Lumière 2020: Soul, l’âme et larmes

Posté par vincy, le 15 octobre 2020, dans Avant-premières, Critiques, Festivals, Films.

C'était avant. Soul, sélectionné par Cannes 2020 (incontestablement, il aurait mérité une place en compétition), devait sortir en juin. Covid oblige, le film a été décalé à la saison des fêtes. Lumière, avec les festivals de Londres et de Rome, s'octroie alors une avant-première, et imagine même le réalisateur Pete Docter en invité d'honneur. C'était avant que la deuxième vague de cette Covid-19, avant que Tenet se plante au box office, avant que les salles de cinéma aux Etats-Unis décident de rester fermées pour un temps encore indéterminé.

Bien après avoir été programmé à Lyon, Disney annonce alors que Soul ne sera visible que sur Disney +, comme Mulan. Quelle chance nous avons alors de voir au Pathé Bellecour, sur grand écran, le meilleur Pixar depuis 5 ans (Vice-versa, toujours de Pete Docter). Et quel malheur aussi. Car, en sortant de la projection, on peut tout autant regretter que Soul ne soit vu dans les salles. Seul blockbuster toujours confirmé au 18 novembre, Sacrées sorcières (Warner, Robert Zemeckis, Roald Dahl, Anne Hathaway et Octavia Spencer au générique) aura comme mission en cette fin d'année, avec ou sans couvre-feu, de fédérer les familles qui oseront s'aventurer au cinéma. Thierry Frémaux a eu raison de regretter le choix de Disney de dédier Soul à ses abonnés, soulignant que les salles de cinéma méritaient un tel film et qu'il était crucial de les faire vivre avec des films fédérateurs...

Sad sad situation

Soul se verra donc à la maison. C'est bien triste tant ce long métrage d'animation est brillant, un cran au-dessus des récentes créations hollywoodiennes. On peut même s'interroger sur la cible et l'ambition. Le personnage principal est un trentenaire célibataire, pianiste de jazz. Pas le genre de "héros" pour les enfants. Quant à l'histoire, plus complexe qu'il n'y parait et flirtant avec la mort, elle pourra dérouter les plus petits.
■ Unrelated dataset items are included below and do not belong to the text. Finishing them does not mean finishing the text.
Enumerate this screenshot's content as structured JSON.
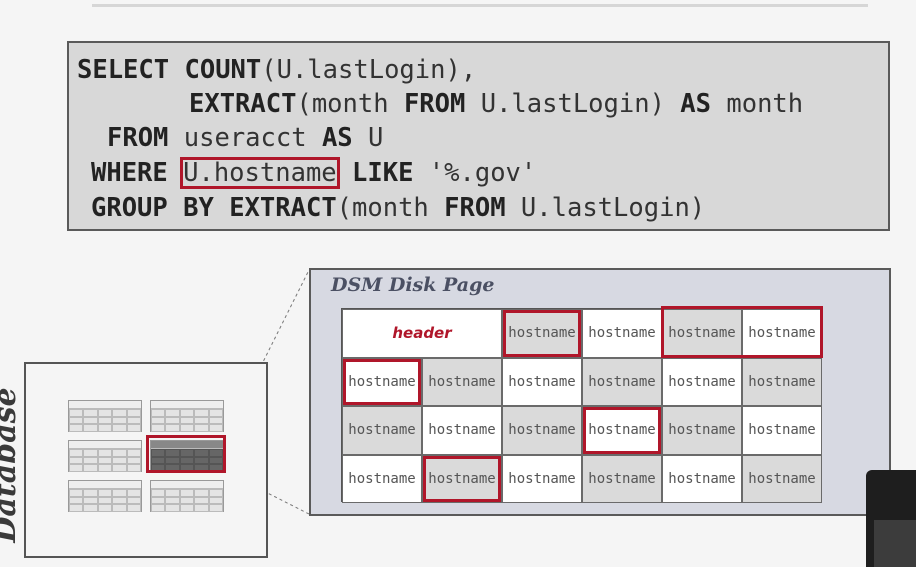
{
  "sql": {
    "line1": {
      "kw1": "SELECT",
      "kw2": "COUNT",
      "rest": "(U.lastLogin),"
    },
    "line2": {
      "kw1": "EXTRACT",
      "rest1": "(month ",
      "kw2": "FROM",
      "rest2": " U.lastLogin) ",
      "kw3": "AS",
      "rest3": " month"
    },
    "line3": {
      "kw1": "FROM",
      "rest1": " useracct ",
      "kw2": "AS",
      "rest2": " U"
    },
    "line4": {
      "kw1": "WHERE",
      "highlight": "U.hostname",
      "kw2": "LIKE",
      "rest": " '%.gov'"
    },
    "line5": {
      "kw1": "GROUP",
      "kw2": "BY",
      "kw3": "EXTRACT",
      "rest1": "(month ",
      "kw4": "FROM",
      "rest2": " U.lastLogin)"
    }
  },
  "database_file": {
    "label": "Database File"
  },
  "dsm_page": {
    "title": "DSM Disk Page",
    "header_label": "header",
    "cell_label": "hostname"
  },
  "colors": {
    "highlight": "#b0162a",
    "page_bg": "#d7d9e2",
    "sql_bg": "#d8d8d8"
  }
}
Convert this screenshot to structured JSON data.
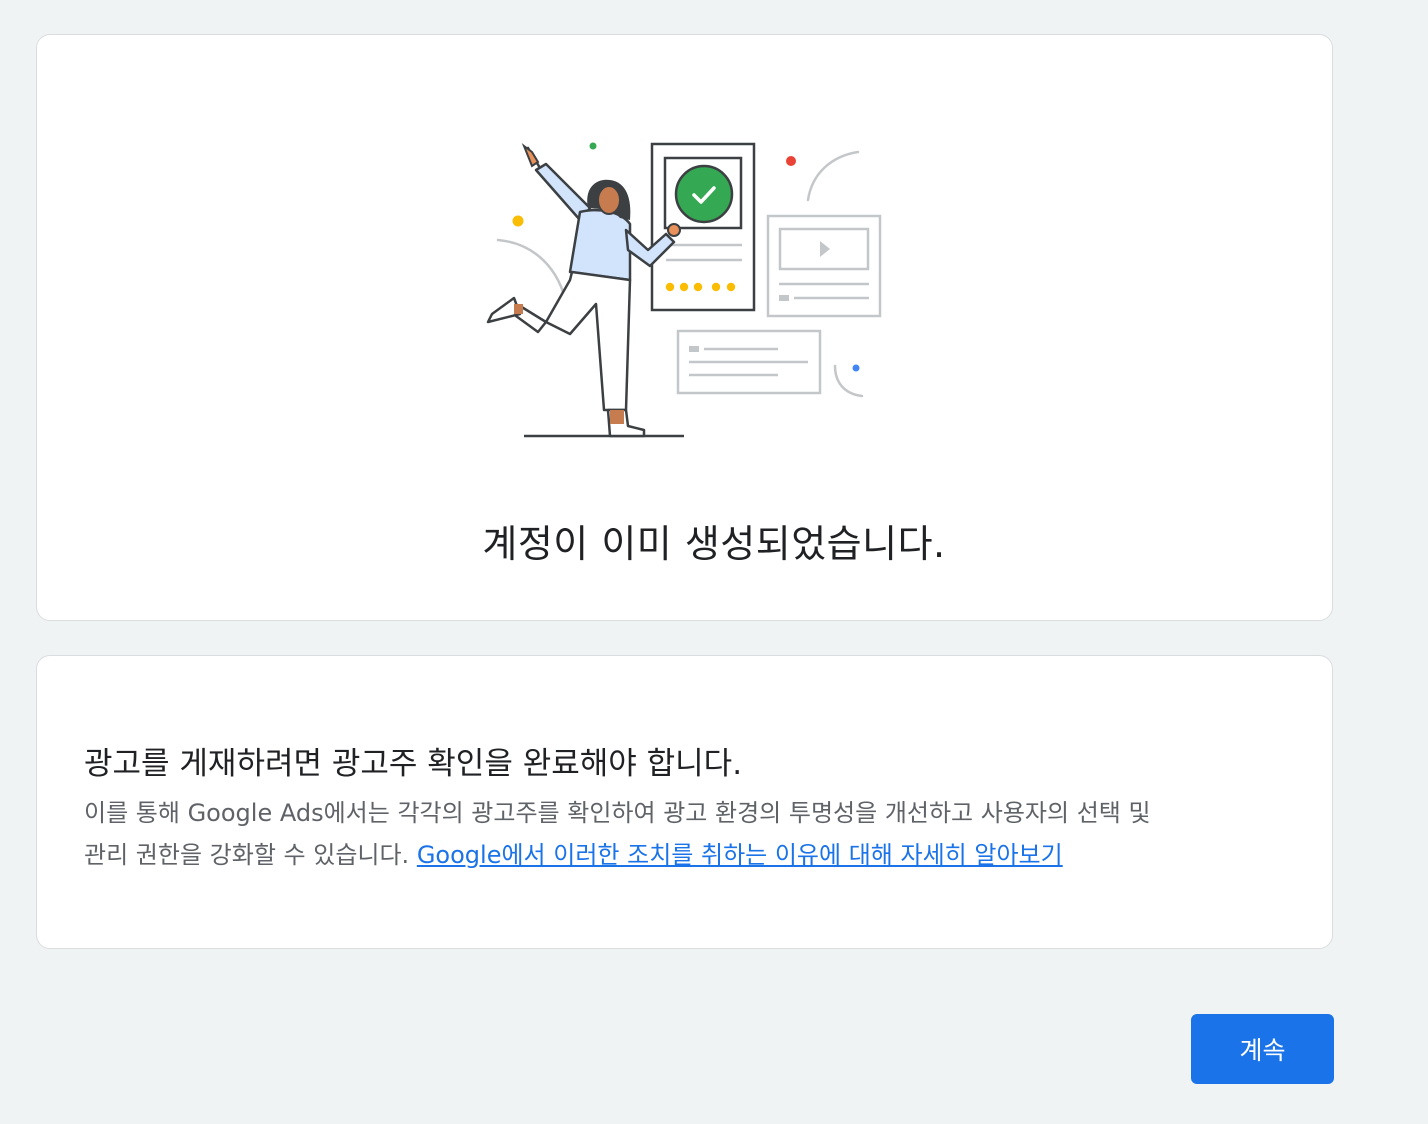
{
  "status_card": {
    "illustration_icon": "person-celebrating-checkmark-illustration",
    "headline": "계정이 이미 생성되었습니다."
  },
  "verification_card": {
    "title": "광고를 게재하려면 광고주 확인을 완료해야 합니다.",
    "body_line1": "이를 통해 Google Ads에서는 각각의 광고주를 확인하여 광고 환경의 투명성을 개선하고 사용자의 선택 및",
    "body_line2": "관리 권한을 강화할 수 있습니다. ",
    "learn_more_link": "Google에서 이러한 조치를 취하는 이유에 대해 자세히 알아보기"
  },
  "actions": {
    "continue_label": "계속"
  },
  "colors": {
    "background": "#f0f3f4",
    "card": "#ffffff",
    "accent": "#1a73e8",
    "check_green": "#34a853",
    "dot_yellow": "#fbbc04",
    "dot_red": "#ea4335",
    "dot_blue": "#4285f4"
  }
}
Mais c'est justement parce qu'il décide de miser sur l'intelligence des spectateurs de tous âges, que Soul se distingue des autres. Notre pianiste a la foi: il croit qu'il est fait pour être un brillant musicien, mais, pour subvenir à ses besoins et avoir la paix avec sa mère, il doit enseigner. La passion versus la nécessité. Le plus beau jour de sa vie arrive quand on lui offre un contrat à durée indéterminée de professeur et quand on lui propose d'être dans le quatuor d'une star de saxo. Il doit faire un choix. Mais, manque de chance, il meurt accidentellement ce jour-là.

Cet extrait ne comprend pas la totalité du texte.